Another thing that you are likely to know little about if you move—even part-time--to another country later in life is geography. Before I came here, I knew that Canada had provinces, not states, but I couldn’t have named them all. Indeed, only yesterday while trying to name them all, I could not find New Brunswick located in my mental files anywhere. Wasn’t that I had forgotten it: it just wasn’t there. And you are also, unless you have traveled extensively in the country before you move there—which I hadn’t— unlikely to know much about how its parts are located relative to one another.
When I was in the sixth grade in Idaho, I distinctly recall learning that Canada’s plains states (what did we know about prairie states?) were Saskatchewan, Alberta, and Manitoba, and I was encouraged to remember them with the mnemonic device SAM. As a result, I always think that the province next to B.C. is Saskatchewan. I still can’t name one large city in Saskatchewan other than Saskatoon. It astounds me to think that Manitoba has polar bears (at Churchill) or that B.C., so far away from Massachusetts, is a big cranberry growing area. My ignorance about the geography of Canada is so extreme that it doesn’t surprise me that they don’t want to let me live here full-time.

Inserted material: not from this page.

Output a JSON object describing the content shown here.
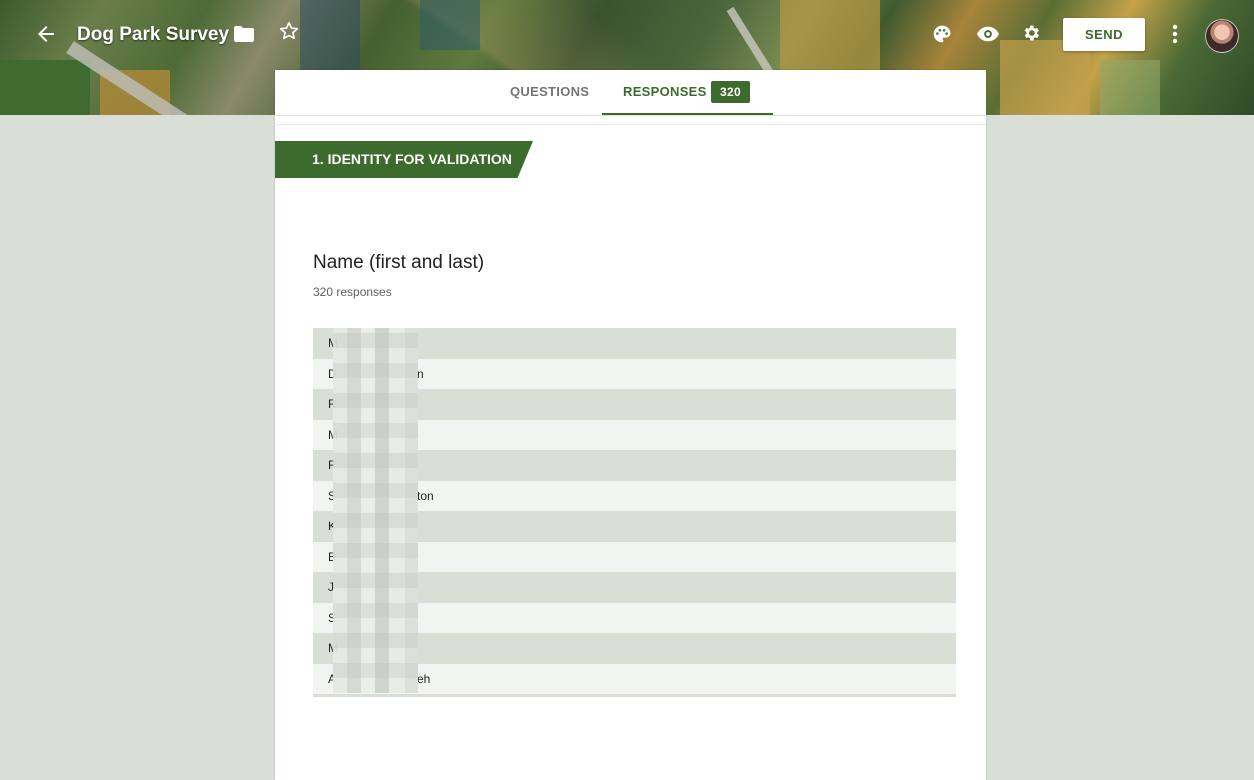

I was bewailing this lack of knowledge the other day to Ed, who reminded me that Americans don’t know that much about their own geography, so maybe it's just a general problem either for everyone or at least for Americans. It is true that if, as an evening’s party entertainment, you give your (American) guests a sheet of typing paper (computer paper, I mean), have them turn it landscape direction (as opposed to portrait), and ask them to roughly draw in the 48 connected states that are south of Canada and north of Mexico, the results are unlikely to be all that impressive. In my experience of doing this, people tend to know the part of the country they’re from or that they’ve lived in, but become pretty vague at best (hopelessly lost at worst), about most other parts.
A simpler version of this is to draw a vertical line somewhere toward the middle of the paper, call it the Mississippi, and get the states on each side of the river from north to south, in order. Here’s a hint: it’s Minnesota at the top and Louisiana and Mississippi at the bottom. Fortunately, I had a daughter, a daughter-in-law, and a son-in-law in school at the University of Minnesota so I got to see the Mississippi right there, with my own eyes. Something of a surprise there, too.
Well, this may all just be that kind of foolish, book knowledge, knowledge about words (or places, in this case) that the elites value but that real people don’t care much about. Why does it matter if you don’t know where to put Delaware on the map if you aren’t going there? Why does it matter if I can’t even remember that New Brunswick is one of the provinces of Canada? It’s a province, whether I know it or not. I think I just feel more settled in my mind if I can explain something about where I am and what’s around me. I feel more like I'm entitled to be there. Not only that, but if Delaware or New Brunswick ever become an issue, I’ll at least know where (or that) they are. What if, say, Sarah Palin had been from New Brunswick? Or even Delaware? I'd know whether or not she could see Russia. Or Maine. Or Washington, D.C.